Listed Building – Grade II
- Official name: Grand Theatre
- Designated: 9 July 1974
- Reference no.: 1195050

= Grand Theatre, Lancaster =

Theatre in Lancaster, England

The Grand Theatre in Lancaster, England is one of the oldest theatres in England and the third oldest in Britain, having been in near continuous use since 1782. Though it has seen numerous extensions and alterations, much of the original stone has survived. The theatre is recorded in the National Heritage List for England as a designated Grade II listed building.

Prior to its construction, theatrical performances were held in barns and inns in Lancaster as early as the 1760s. for example during the summer of 1777, the play The Orphan of China by Arthur Murphy was performed in one of these temporary theatres.
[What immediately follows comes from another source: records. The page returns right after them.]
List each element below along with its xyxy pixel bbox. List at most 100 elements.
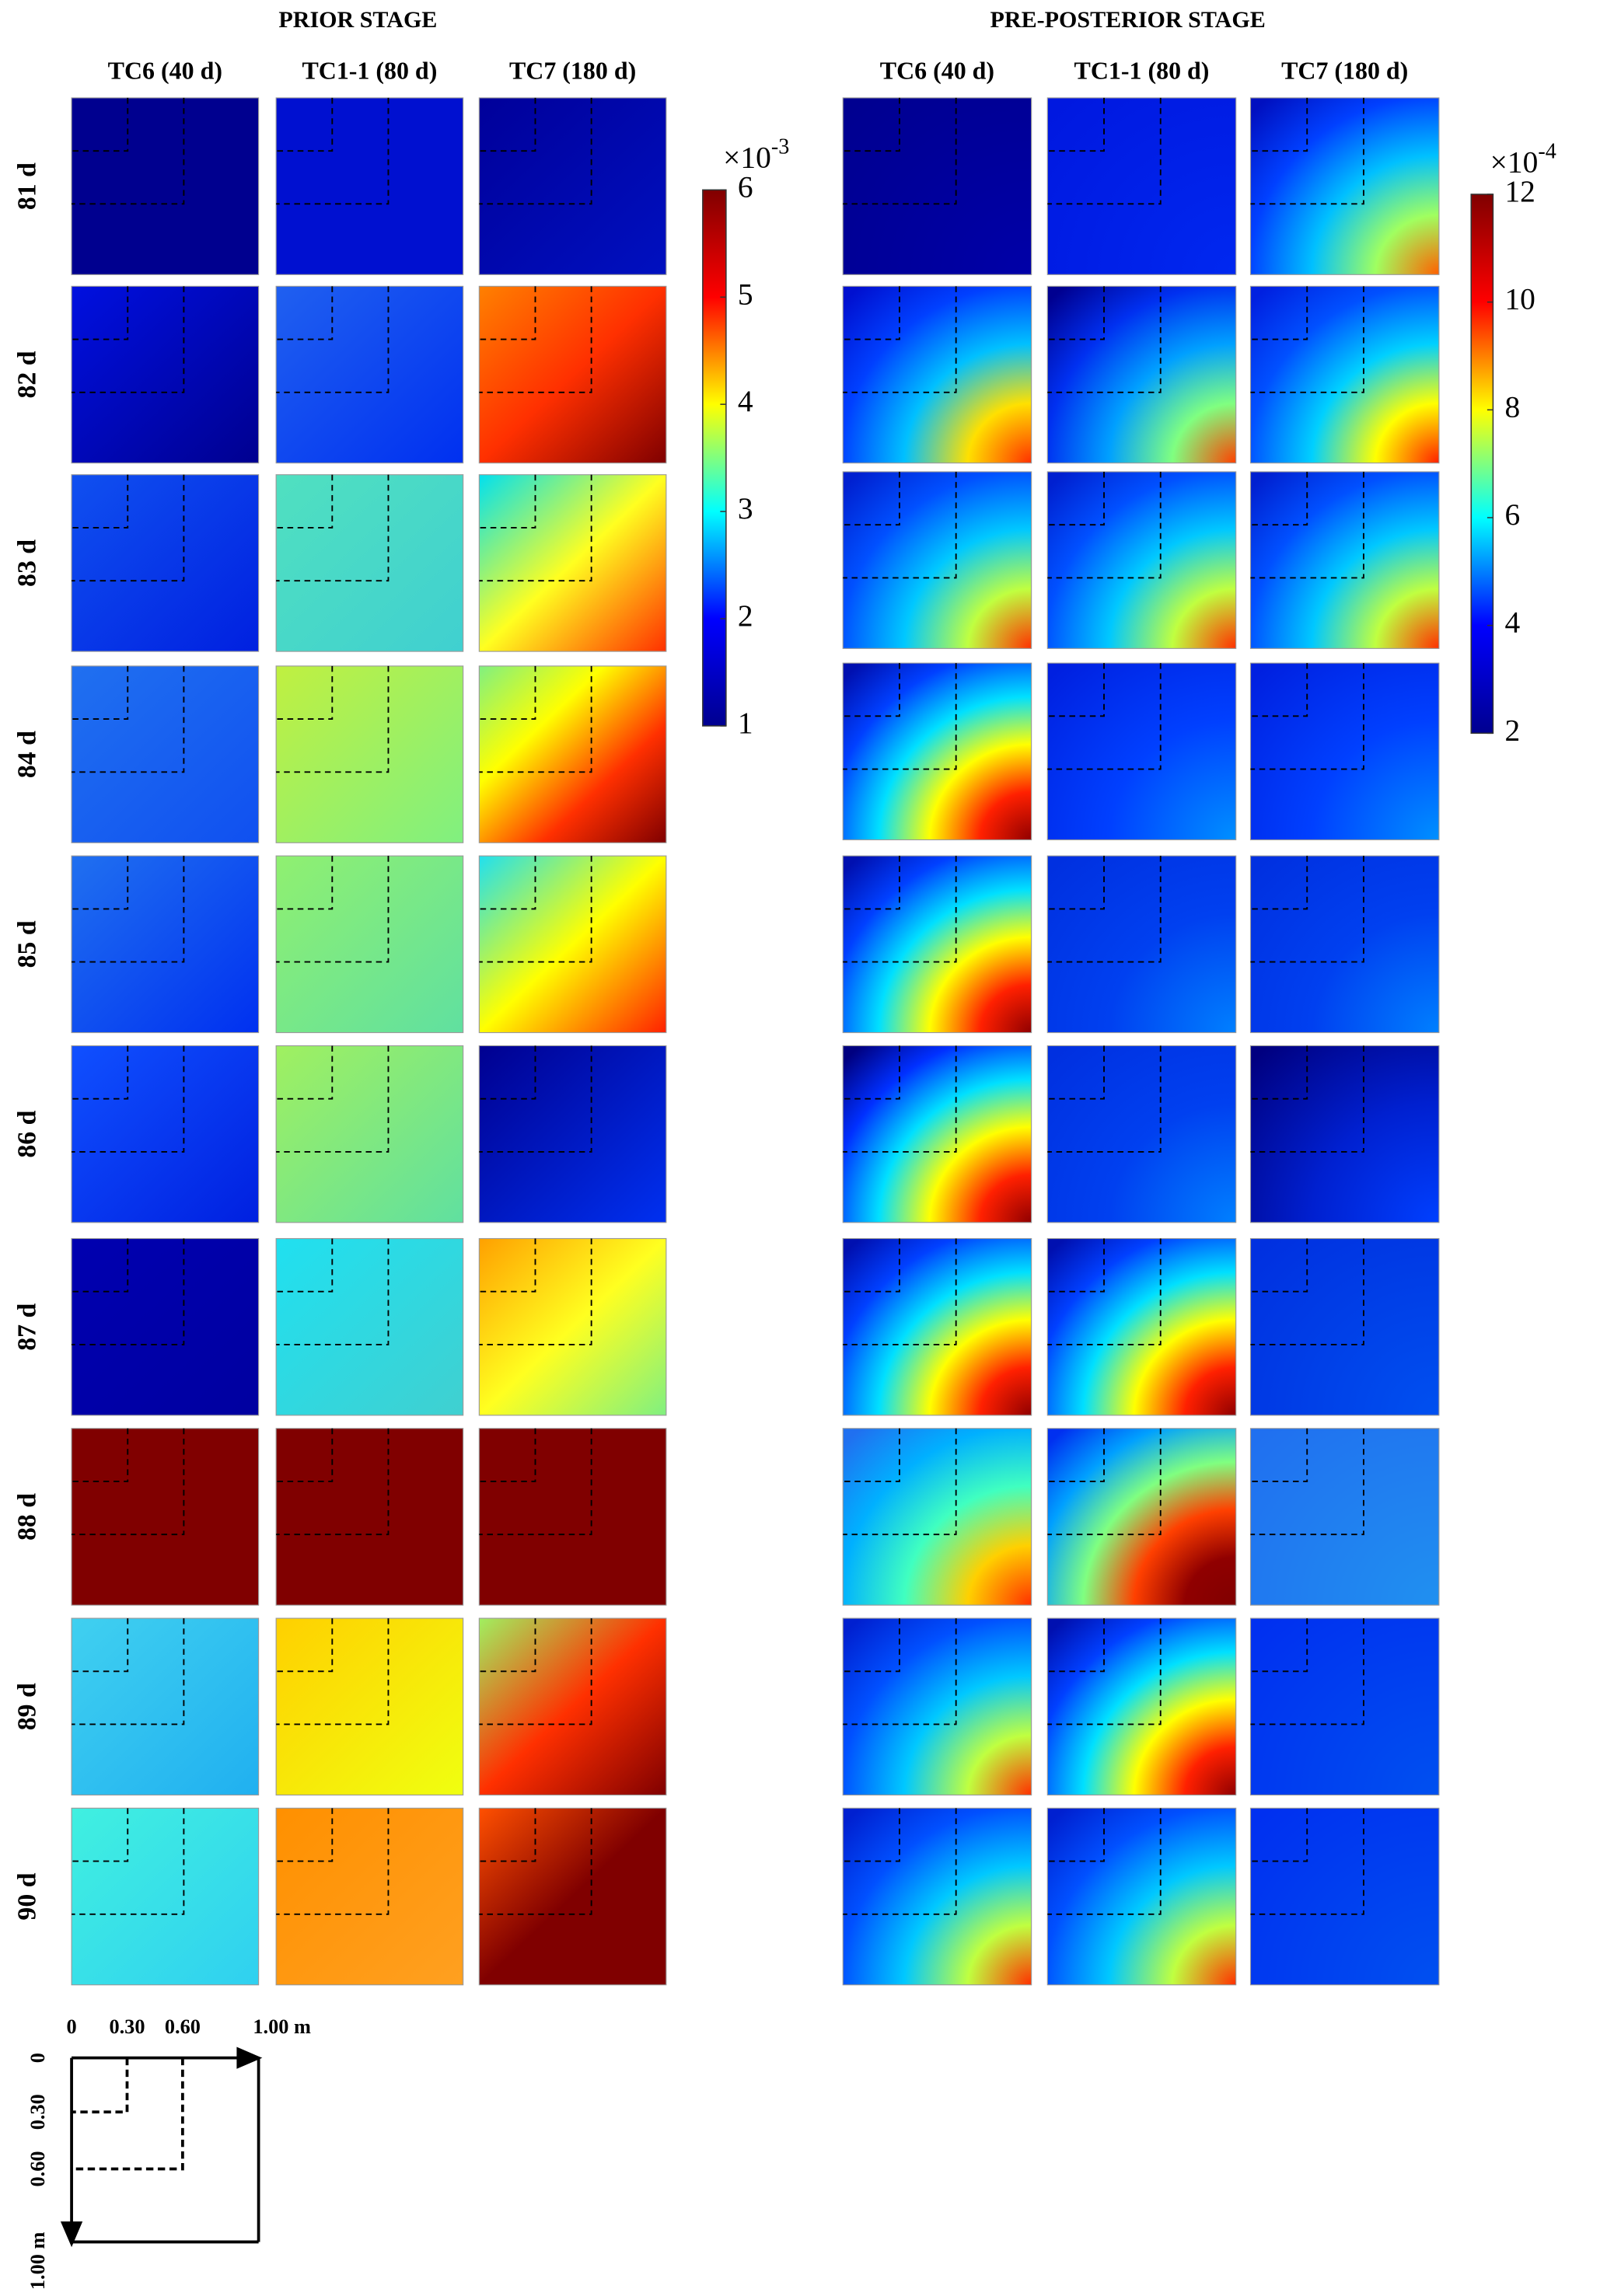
heatmap [71,1045,260,1223]
heatmap-panel [1249,662,1440,841]
zone-boundary [1047,1045,1162,1153]
zone-boundary [843,471,957,579]
zone-boundary [276,1428,334,1482]
column-header: TC1-1 (80 d) [302,57,437,84]
heatmap [275,1428,464,1606]
colorbar-tick-label: 6 [1504,497,1520,532]
heatmap [275,474,464,652]
heatmap-panel [71,665,260,843]
zone-boundary [72,97,185,205]
zone-boundary [72,286,185,393]
heatmap [71,1428,260,1606]
heatmap [1046,1045,1237,1223]
zone-boundary [1250,1428,1364,1536]
zone-boundary [276,1618,334,1673]
zone-boundary [479,1808,536,1862]
heatmap [1046,285,1237,464]
heatmap [1046,97,1237,275]
row-label: 85 d [12,920,41,968]
colorbar [1470,194,1494,735]
zone-boundary [479,665,592,773]
zone-boundary [276,97,390,205]
row-label: 90 d [12,1872,41,1920]
heatmap [71,665,260,843]
zone-boundary [1250,286,1308,340]
colorbar-tick-label: 4 [738,384,753,418]
heatmap-panel [1046,1617,1237,1796]
zone-boundary [72,665,185,773]
heatmap-panel [1249,1045,1440,1223]
colorbar-tick-label: 2 [738,598,753,633]
row-label: 87 d [12,1303,41,1350]
multiplier: ×10 [1490,145,1539,179]
schematic-label: 0.60 [26,2151,49,2186]
exponent: -4 [1538,140,1556,164]
zone-boundary [843,663,957,770]
heatmap [1249,471,1440,649]
heatmap-panel [1249,1617,1440,1796]
heatmap [1046,1428,1237,1606]
zone-boundary [479,1045,536,1100]
row-label: 83 d [12,539,41,587]
zone-boundary [1047,1428,1162,1536]
zone-boundary [72,1428,129,1482]
heatmap-panel [478,1237,667,1416]
zone-boundary [1250,1238,1308,1293]
heatmap [842,855,1032,1034]
heatmap-panel [478,474,667,652]
zone-boundary [1047,286,1105,340]
zone-boundary [72,1618,129,1673]
exponent: -3 [771,135,789,159]
heatmap-panel [71,1617,260,1796]
zone-boundary [72,1238,185,1345]
row-label: 81 d [12,162,41,210]
heatmap-panel [275,1428,464,1606]
heatmap [1046,1237,1237,1416]
zone-boundary [479,1045,592,1153]
heatmap-panel [1046,855,1237,1034]
heatmap-panel [842,97,1032,275]
zone-boundary [276,1428,390,1536]
zone-boundary [72,97,129,152]
row-label: 84 d [12,731,41,778]
heatmap [275,1807,464,1986]
zone-boundary [843,1808,957,1915]
zone-boundary [1047,1618,1162,1725]
heatmap-panel [842,1428,1032,1606]
zone-boundary [276,474,390,582]
zone-boundary [1250,1808,1364,1915]
heatmap-panel [1046,471,1237,649]
heatmap-panel [1249,1807,1440,1986]
colorbar-tick-label: 10 [1504,282,1535,316]
zone-boundary [1047,663,1105,717]
zone-boundary [72,286,129,340]
heatmap-panel [275,855,464,1034]
heatmap [842,1045,1032,1223]
zone-boundary [1250,1045,1308,1100]
colorbar-tick-label: 2 [1504,713,1520,747]
colorbar-tick-label: 1 [738,706,753,740]
zone-boundary [843,1428,957,1536]
colorbar-tick-label: 5 [738,277,753,311]
heatmap [478,665,667,843]
heatmap [71,97,260,275]
zone-boundary [843,1238,900,1293]
column-header: TC7 (180 d) [1281,57,1408,84]
zone-boundary [276,665,390,773]
zone-boundary [843,856,900,910]
zone-boundary [72,1045,185,1153]
zone-boundary [843,286,957,393]
heatmap-panel [275,97,464,275]
zone-boundary [843,1618,900,1673]
heatmap-panel [842,285,1032,464]
colorbar [702,189,727,727]
heatmap [71,855,260,1034]
zone-boundary [479,286,592,393]
zone-boundary [72,474,129,529]
heatmap [478,1045,667,1223]
heatmap-panel [842,1045,1032,1223]
schematic-label: 0 [66,2015,76,2038]
heatmap-panel [1046,1807,1237,1986]
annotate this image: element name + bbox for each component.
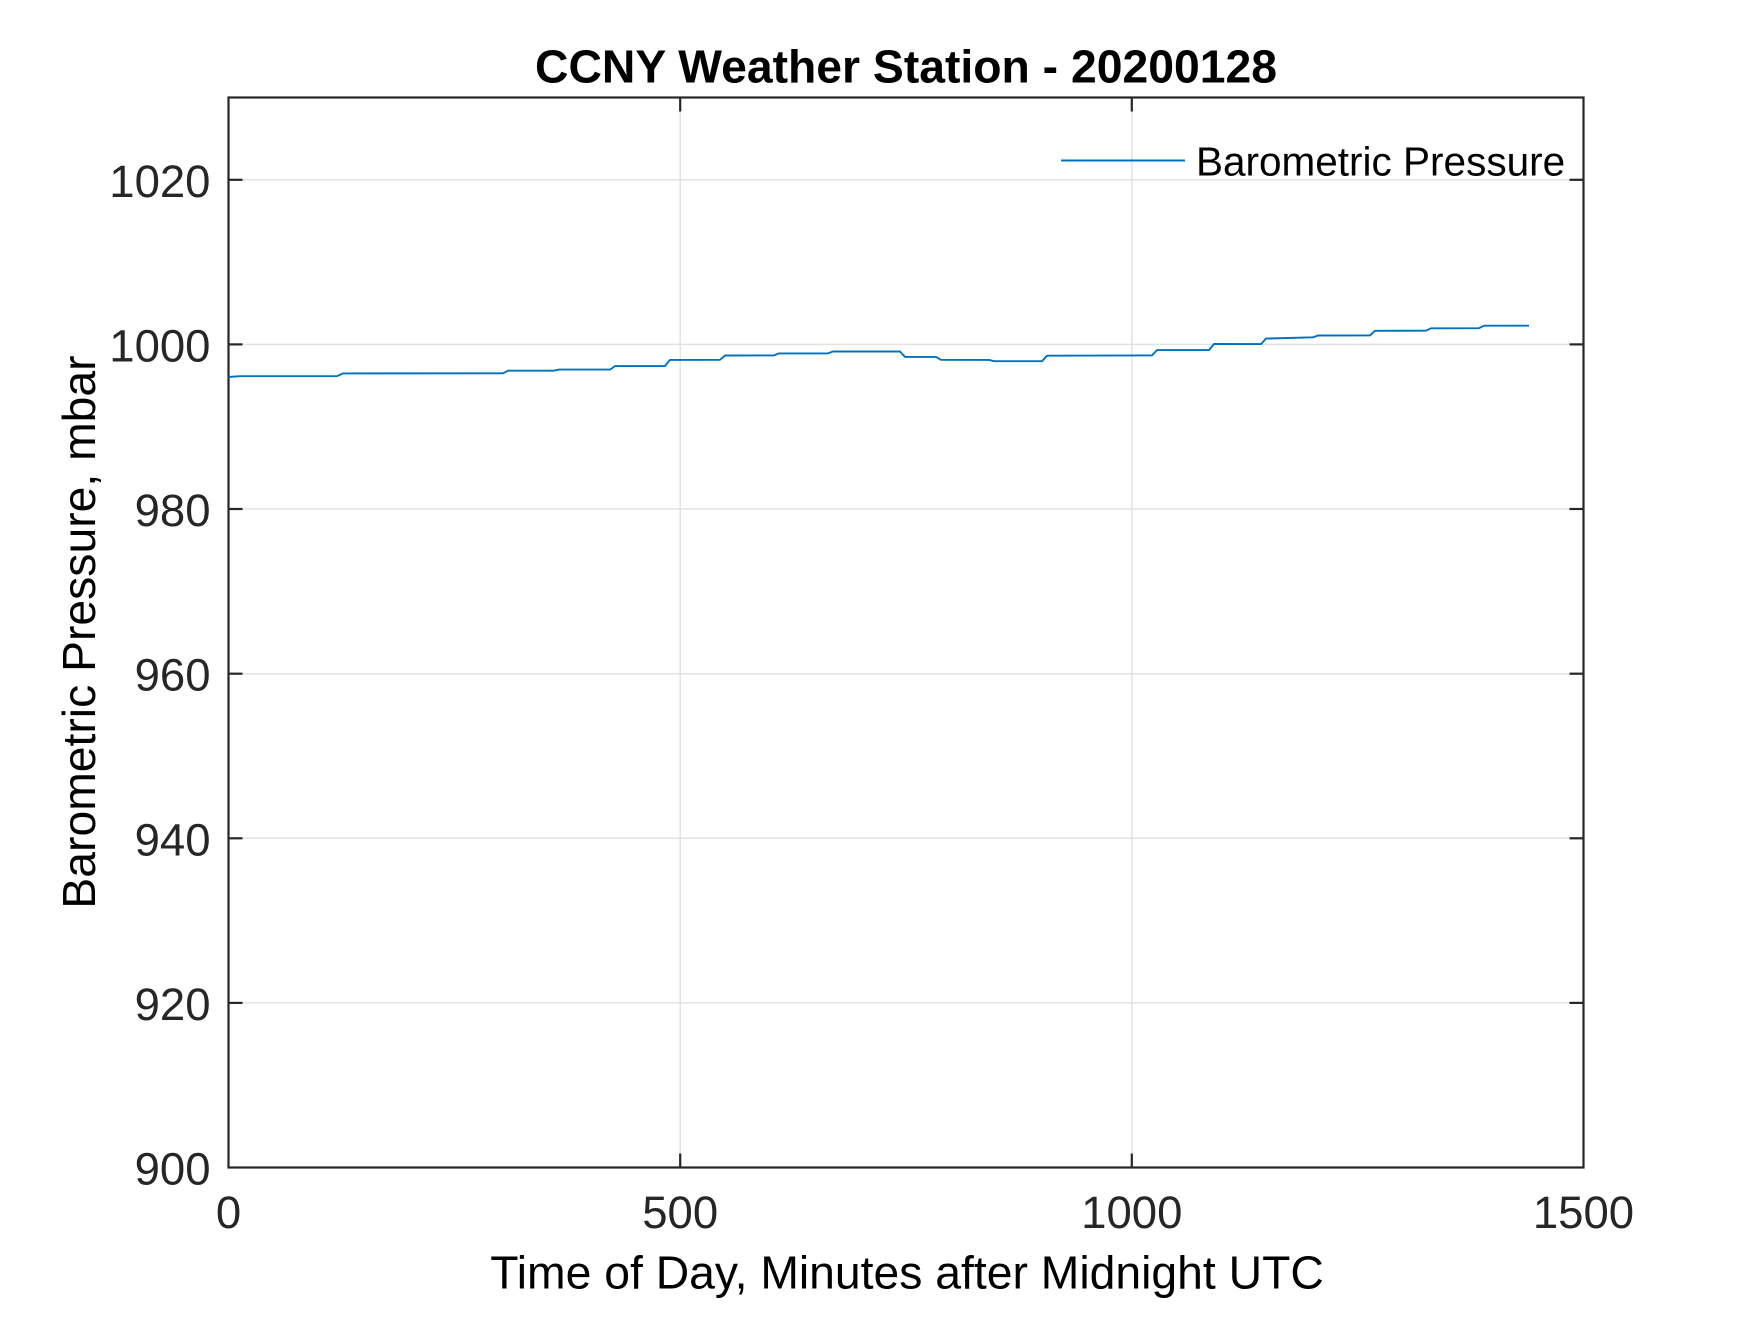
svg-text:940: 940: [135, 814, 211, 865]
svg-text:Barometric Pressure, mbar: Barometric Pressure, mbar: [53, 355, 105, 908]
svg-text:Barometric Pressure: Barometric Pressure: [1196, 139, 1565, 185]
svg-text:500: 500: [642, 1187, 718, 1238]
svg-text:CCNY Weather Station - 2020012: CCNY Weather Station - 20200128: [535, 41, 1277, 93]
svg-text:1000: 1000: [1081, 1187, 1182, 1238]
svg-text:Time of Day, Minutes after Mid: Time of Day, Minutes after Midnight UTC: [490, 1247, 1324, 1299]
svg-text:1500: 1500: [1533, 1187, 1634, 1238]
svg-text:980: 980: [135, 485, 211, 536]
svg-text:960: 960: [135, 650, 211, 701]
svg-text:900: 900: [135, 1144, 211, 1195]
svg-text:1020: 1020: [109, 156, 210, 207]
svg-text:920: 920: [135, 979, 211, 1030]
svg-text:1000: 1000: [109, 320, 210, 371]
svg-text:0: 0: [216, 1187, 241, 1238]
The theatre was built in 1781, becoming one of the first permanent theatres in Britain. The theatre was opened in June 1782, by Joseph Austin (an actor) and Charles Edward Whitlock (a dentist), who managed a circuit of theatres across the north of England. It was known simply as "The Theatre, Lancaster".

In that first summer, the plays Hamlet and The Belle's Stratagem were performed at the theatre, and received good reviews. In 1795, Macbeth was performed, and playing Lady Macbeth was Sarah Siddons, who was the sister-in-law of Whitlock. Other performers included Edmund Kean, Joseph Grimaldi and Ira Aldridge, the first black actor to appear in the UK. In September 1833 Italian violinist Niccolò Paganini played at the theatre. By the end of the 1830s, the theatre was less used for performances, and increasingly used for meetings of the Temperance society and for formal lectures. In 1843 Edmund Sharpe bought the theatre, and after an extension and alteration, he reopened it in 1849 as a music hall as well as a museum for the local Literary and Natural History Society. By 1860 it was owned and operated by a private company called the Lancaster Athenaeum, which Sharpe founded. Charles Dickens appeared twice in the 1860s.

The theatre was closed in 1882. In May 1884, the theatre found a new owner, Henry Wilkinson, who had the building altered, and it was re-opened as the Athenaeum Theatre. In 1897 the theatre was modified again, including a new stage, by architect Frank Matcham.

The work of Matcham was lost when the building was badly damaged by fire in 1908. With the interior rebuilt in the same year (the new design by architect Albert Winstanley), it re-opened as The Grand Theatre. Theatre tours are offered monthly.

The Grand Theatre seats 457 on two levels. It is owned by the Lancaster Footlights who started performing in the 1920s and bought the Grand Theatre in 1951 to save it from demolition. The Grand Theatre plays host to amateur and professional shows. There are plans for a major extension on the east side of the building; the New Foyer will provide a new reception, foyer and bar space, rehearsal and studio theatre.